So the time came and Fatima rose. His robes fluttering around his gently undulating body, he danced a dance of well-being and wealth. Britain was "ever more prosperous and successful ... a Rolls-Royce economy, built to last". For the first time Britain had enjoyed a higher rate of growth than either France or Germany for five clear years (Germany's incorporation of an entire basket-case Stalinist nation in that time, rightly, never rates a mention).

Then Fatima swung to the samba rhythms of consumption. Consumer spending would go up by 3 per cent this year, by 4 per cent next year, a testament to "a more confident consumer". Images rose like think-bubbles from the Chancellor's head, and floated around the roof of the chamber; images of confident consumers, striding purposefully through stuffed supermarkets, images of happy businessmen pointing with determination at the expensive motors of their choice, images of gadgets and gizmos overloading the shelves of contented, ordinary working people. Certainly Fatima seemed to bear out the truth of these images - the more of his waiting whisky the Chancellor consumed, the more confident he became.

By now the belly was wobbling almost uncontrollably and the back benches were very nearly shouting "off, off, off!" Not out of excitement, I should add, but impatience. Given the level of information that we already had about the budget, waiting for the veils to fall was like waiting for your partner of 30 years to take his clothes off - not unpleasant, but hardly worth a major performance. Teresa Gorman, upstairs in the Tory overspill, was asleep and we'd all had enough of the music - it was time for the strip.

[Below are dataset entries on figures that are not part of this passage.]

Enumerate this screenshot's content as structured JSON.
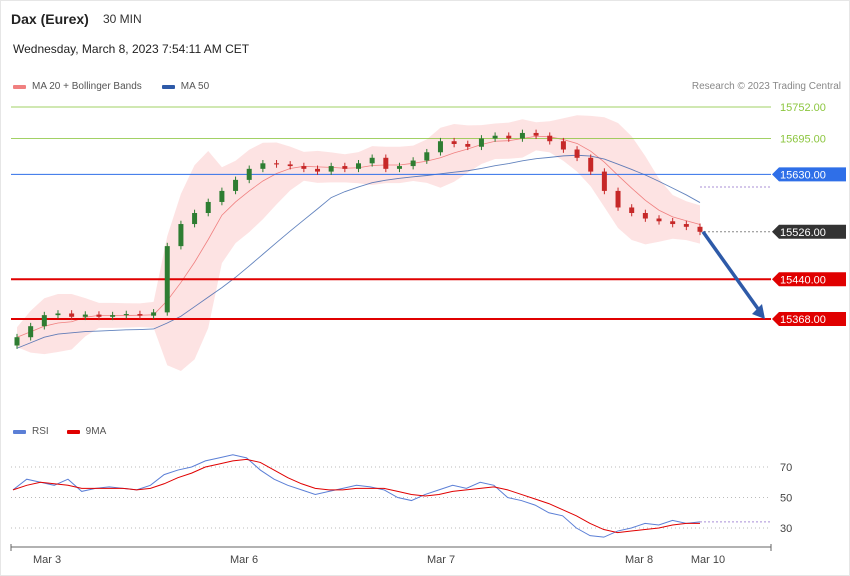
{
  "header": {
    "title": "Dax (Eurex)",
    "timeframe": "30 MIN",
    "datetime": "Wednesday, March 8, 2023 7:54:11 AM CET",
    "credit": "Research © 2023 Trading Central"
  },
  "legend": {
    "ma20_label": "MA 20 + Bollinger Bands",
    "ma50_label": "MA 50",
    "ma20_color": "#f08080",
    "ma50_color": "#2e5aa8"
  },
  "rsi_legend": {
    "rsi_label": "RSI",
    "ma_label": "9MA",
    "rsi_color": "#5b7fd6",
    "ma_color": "#e00000"
  },
  "chart_data": {
    "type": "candlestick",
    "y_range": [
      15200,
      15800
    ],
    "x_labels": [
      "Mar 3",
      "Mar 6",
      "Mar 7",
      "Mar 8",
      "Mar 10"
    ],
    "levels": [
      {
        "label": "15752.00",
        "value": 15752,
        "kind": "resistance-light",
        "color": "#8cc63f"
      },
      {
        "label": "15695.00",
        "value": 15695,
        "kind": "resistance-light",
        "color": "#8cc63f"
      },
      {
        "label": "15630.00",
        "value": 15630,
        "kind": "pivot",
        "color": "#2f6fe8"
      },
      {
        "label": "15526.00",
        "value": 15526,
        "kind": "last-price",
        "color": "#333333"
      },
      {
        "label": "15440.00",
        "value": 15440,
        "kind": "support",
        "color": "#e00000"
      },
      {
        "label": "15368.00",
        "value": 15368,
        "kind": "support",
        "color": "#e00000"
      }
    ],
    "close_path": [
      15335,
      15355,
      15375,
      15378,
      15372,
      15376,
      15372,
      15375,
      15377,
      15374,
      15380,
      15500,
      15540,
      15560,
      15580,
      15600,
      15620,
      15640,
      15650,
      15648,
      15645,
      15640,
      15635,
      15645,
      15640,
      15650,
      15660,
      15640,
      15645,
      15655,
      15670,
      15690,
      15685,
      15680,
      15695,
      15700,
      15695,
      15705,
      15700,
      15690,
      15675,
      15660,
      15635,
      15600,
      15570,
      15560,
      15550,
      15545,
      15540,
      15535,
      15526
    ],
    "projection": {
      "from": 15526,
      "to": 15368
    },
    "rsi": {
      "ticks": [
        70,
        50,
        30
      ],
      "rsi_path": [
        55,
        62,
        60,
        58,
        62,
        54,
        56,
        57,
        56,
        55,
        58,
        65,
        68,
        70,
        74,
        76,
        78,
        76,
        68,
        62,
        58,
        55,
        52,
        54,
        56,
        58,
        57,
        55,
        50,
        48,
        52,
        55,
        58,
        56,
        60,
        58,
        50,
        48,
        45,
        40,
        38,
        30,
        25,
        24,
        28,
        30,
        33,
        32,
        35,
        33,
        34
      ],
      "ma_path": [
        55,
        58,
        60,
        59,
        58,
        56,
        56,
        56,
        56,
        55,
        56,
        59,
        63,
        66,
        70,
        72,
        74,
        75,
        73,
        68,
        63,
        59,
        56,
        55,
        55,
        56,
        56,
        56,
        54,
        52,
        51,
        52,
        54,
        55,
        56,
        57,
        55,
        52,
        49,
        46,
        42,
        38,
        33,
        29,
        27,
        28,
        29,
        30,
        32,
        33,
        33
      ]
    }
  }
}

As Fatima twirled ponderously, an old tease was revealed. Just a week ago the Chief Secretary to the Treasury, Willy Waldegrave (sitting smiling just behind the capacious bottom of his amiable boss) had thrown every possible Labour commitment - and a few impossible ones - into one pile and costed them as adding vast amounts to direct taxation. But actually there had been lots of money available all along! Tax relief on profit- related pay could be phased out! Tax loopholes could be closed! Ingenious accountants outfoxed! Fraud eliminated! Smugglers caught and their baccy and rum confiscated! Housing benefit cut! So there was tons of dosh available for education and health and the poor and cutting borrowing and...?

At last, the last small pieces of gauze were theatrically cast off and floated to the floor. Thresholds were duly raised. Then "this is the stage of my speech", he tantalised, "where everyone is asking themselves - are the guesses of the newspapers right?" One hand fluttered the last tiny wisp over the most interesting part of his fiscal anatomy. "And yes, Mr Deputy Speaker, I am indeed also able to reduce the basic rate of income tax by one penny." God knows, they thought, it isn't very big, but it is there. The Tory benches waved their order papers more in relief than out of arousal. Naked and sweating, Fatima sat down.

Whooosh! For an hour and a quarter the Boy Wonder on the benches opposite had been frowning, making notes, reading missives sent in by clever teenagers at computer keyboards elsewhere, and generally keying himself up for his response. A blue-blooded chap, he could appreciate some of Fatima's more sensuous moves, but his tight superhero costume was snagging, and he was increasingly anxious to perform. So when all was finally revealed, he wasn't inclined to dwell on the pleasures now visible.

One finger raised - like Superman about to soar into the night skies of Gotham City - he launched an attack of such ferocity and detail that many of us journalists thought he would end up in the gallery next to us.

It was devastating stuff. The much-vaunted extra money for the health service year on year on year? That is 0.2 per cent in year two, 0.1 per cent in year three, a fall after that. More money on education? Ah, but the small print reveals big shortfalls in money for councils, meaning large council tax increases or cuts in budgets like education. The citizens needed to wake up, yelled Boy Wonder - turn Fatima around to see what is written on her other side.